When NFS2 brought preliminary support for locking, it was supported with a separate protocol connecting to a separate daemon with the hope of keeping the protocol stateless. Because this support existed in the form of byte-range locks, many early systems only supported fcntl() locks on NFS and even then, the locks were initially quite unreliable. On these systems, other locks were typically local and therefore unable to coördinate access across systems that shared the NFS file system.
Unlike its predecessors, NFS4 – first standardized in December 2000 – was a stateful protocol and brought support for locks into the NFS protocol, making them much more reliable. Furthermore, Linux 2.6.12 – released in June 2005 – allowed flock() to use NFS locking. The old behaviour persisted on some systems for years, but flock() now works on all modern *nix systems acting as NFS clients (unless locking has been disabled on the server).
It is worth noting that NFS still brings with it a few unusual behaviours: all locking APIs generally use the same locking mechanism and therefore interact even on OSes where they otherwise would not, and – as a result of the NFS protocol's handling of locks – may act as mandatory locks, not advisory ones.

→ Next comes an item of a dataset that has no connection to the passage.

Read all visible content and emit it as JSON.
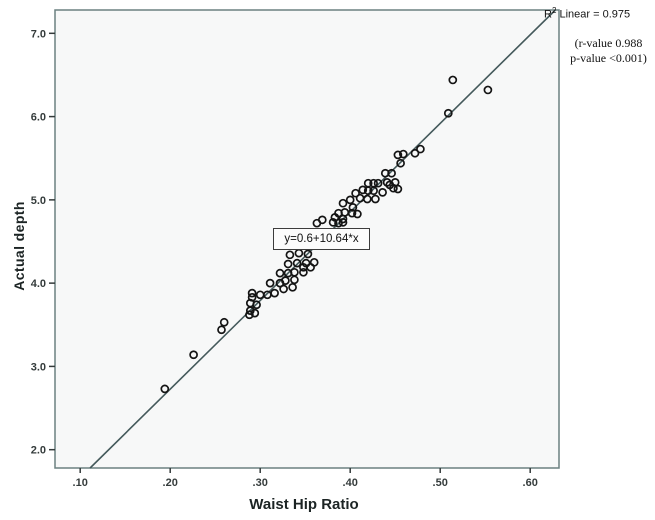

I briefly discussed dotlocking above, but there is another kind of lock file that deserves mention: one where a specific file is used to *bear* a lock using another locking API, rather than *being* the lock. This can be useful if access to multiple files needs to be coördinated, or if the file that needs to be accessed might be subject to atomic replacement via rename().
While useful, this comes with its own potential footgun: the lock file must remain in place or you risk a race condition where multiple threads/processes believe they hold the same lock: since the lock and accessed files use different file descriptors, there is no way to safely access the latter if the lock file is deleted and replaced.
———
[0] As reported in the GNU flock(2) man page. This was apparently true on Linux before version 2.0, although I am not aware of any systems that still do this. If you are aware of a modern system with this behaviour, I encourage you to get in touch.
[1] Locks held by a process aren't wholly irredeemable, but their usage would be a lot more intuitive if they were acquired using a path and only automatically released when the process exits. This does not fix all their other problems wrt multi-threading and libraries, however.
[2] On the other hand, they may also interact with flock() locks on some systems.